Dogecoin was a smashing success, eventually, and Shiba Inu, the Ethereum killer, is now a major altcoin of note, but they can’t all be successes.


At Cointelegraph this morning, Samuel Haig reports on a rug-pull for OlympusDAO fork AnubisDAO, which, despite its hound’s-head branding, has apparently succumbed to a serious case of the dish running away with the spoon.


Haig reports on the absconding of unscrupled coin reppers with just over 13,000 Ether (ETH).


“After launching via a Discord channel on Oct. 28, AnubisDAO went on to raise roughly 13,256.4 Ether (ETH) using AlchemistCoin’s liquidity bootstrapping protocol (LBP), Copper,” Haig writes. “However, the funds were unexpectedly sent to a different address roughly 20 hours into the LBP.”

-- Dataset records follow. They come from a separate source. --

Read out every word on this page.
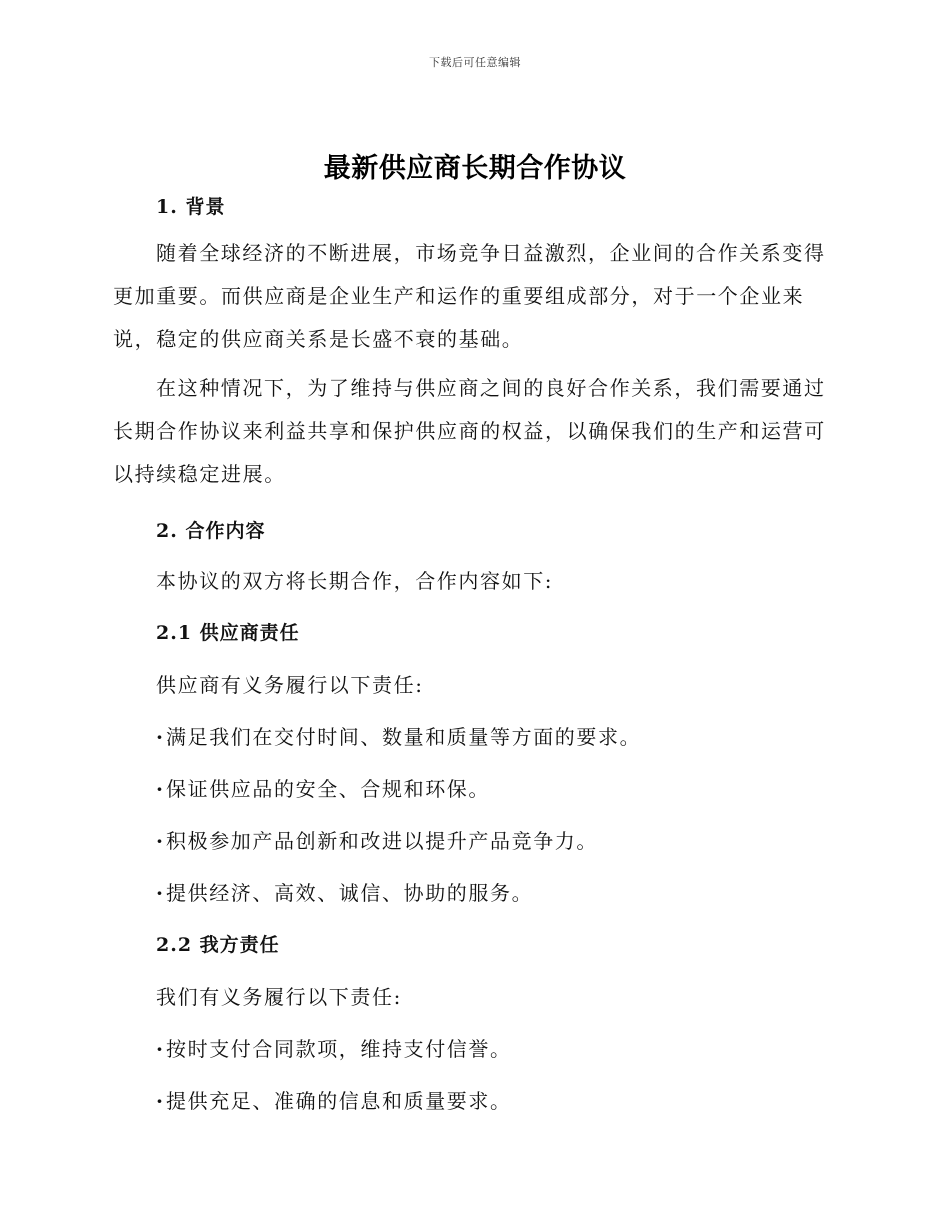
下载后可任意编辑
最新供应商长期合作协议

1. 背景

随着全球经济的不断进展，市场竞争日益激烈，企业间的合作关系变得更加重要。而供应商是企业生产和运作的重要组成部分，对于一个企业来说，稳定的供应商关系是长盛不衰的基础。

在这种情况下，为了维持与供应商之间的良好合作关系，我们需要通过长期合作协议来利益共享和保护供应商的权益，以确保我们的生产和运营可以持续稳定进展。

2. 合作内容

本协议的双方将长期合作，合作内容如下:

2.1 供应商责任

供应商有义务履行以下责任:

·满足我们在交付时间、数量和质量等方面的要求。

·保证供应品的安全、合规和环保。

·积极参加产品创新和改进以提升产品竞争力。

·提供经济、高效、诚信、协助的服务。

2.2 我方责任

我们有义务履行以下责任:

·按时支付合同款项，维持支付信誉。

·提供充足、准确的信息和质量要求。
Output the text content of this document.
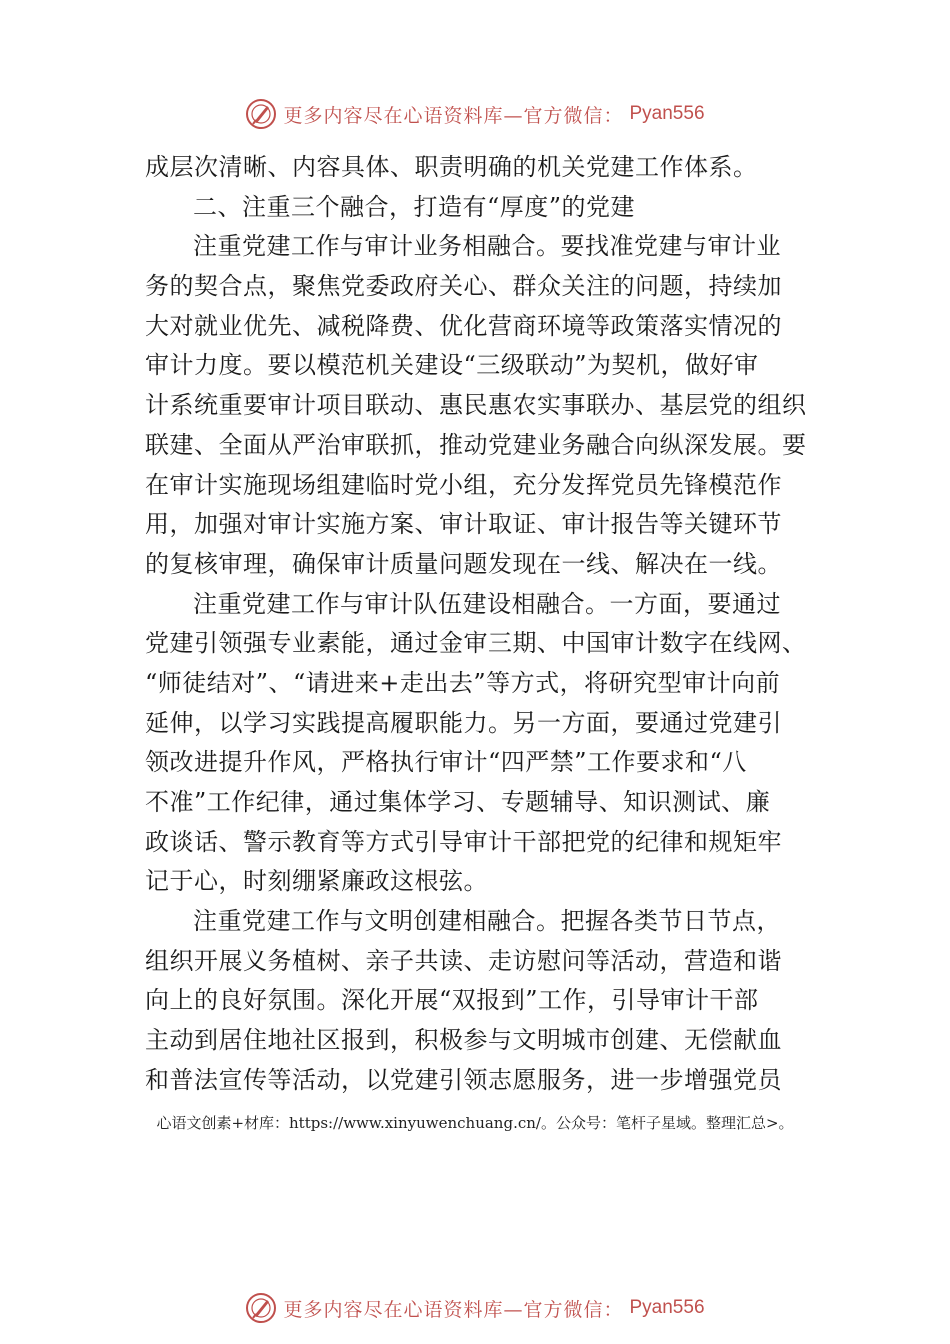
更多内容尽在心语资料库—官方微信： Pyan556
成层次清晰、内容具体、职责明确的机关党建工作体系。
二、注重三个融合，打造有“厚度”的党建
注重党建工作与审计业务相融合。要找准党建与审计业
务的契合点，聚焦党委政府关心、群众关注的问题，持续加
大对就业优先、减税降费、优化营商环境等政策落实情况的
审计力度。要以模范机关建设“三级联动”为契机，做好审
计系统重要审计项目联动、惠民惠农实事联办、基层党的组织
联建、全面从严治审联抓，推动党建业务融合向纵深发展。要
在审计实施现场组建临时党小组，充分发挥党员先锋模范作
用，加强对审计实施方案、审计取证、审计报告等关键环节
的复核审理，确保审计质量问题发现在一线、解决在一线。
注重党建工作与审计队伍建设相融合。一方面，要通过
党建引领强专业素能，通过金审三期、中国审计数字在线网、
“师徒结对”、“请进来+走出去”等方式，将研究型审计向前
延伸，以学习实践提高履职能力。另一方面，要通过党建引
领改进提升作风，严格执行审计“四严禁”工作要求和“八
不准”工作纪律，通过集体学习、专题辅导、知识测试、廉
政谈话、警示教育等方式引导审计干部把党的纪律和规矩牢
记于心，时刻绷紧廉政这根弦。
注重党建工作与文明创建相融合。把握各类节日节点，
组织开展义务植树、亲子共读、走访慰问等活动，营造和谐
向上的良好氛围。深化开展“双报到”工作，引导审计干部
主动到居住地社区报到，积极参与文明城市创建、无偿献血
和普法宣传等活动，以党建引领志愿服务，进一步增强党员
心语文创素+材库：https://www.xinyuwenchuang.cn/。公众号：笔杆子星域。整理汇总>。
更多内容尽在心语资料库—官方微信： Pyan556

AnubisDAO isn’t the only cryptocurrency fork of its kind – OlympusDAO, with a $4 billion volume, has spawned dozens of forks in the last few cycles.


But investors in Anubis have backed the wrong horse, (or dog, as it were) and as the guilty parties were pursued by law enforcement, victims rued their participation.


“CNBC spoke to one investor who claims to have lost almost $470,000 to AnubisDAO,” Haig writes. “The investor, Brian Nguyen, conceded to subscribing to a ‘buy first, do research later mentality,’ describing the loss as ‘pretty painful.’ Nguyen noted that he was attracted to AnubisDAO because of its canine-themed branding amid the meteoric gains recently reaped by some dog-token investors after seeing Anubis promoted on Twitter by prominent pseudonymous decentralized finance advocate Sisyphus.”

That is not the right way to do due diligence!

Heed this cautionary tale: there’s more to judicious crypto investment than just grabbing for the flashy new thing, as these investors have found out the hard way. Yes, crypto can be great, or it can facilitate fraud – be aware of the context of a new offering.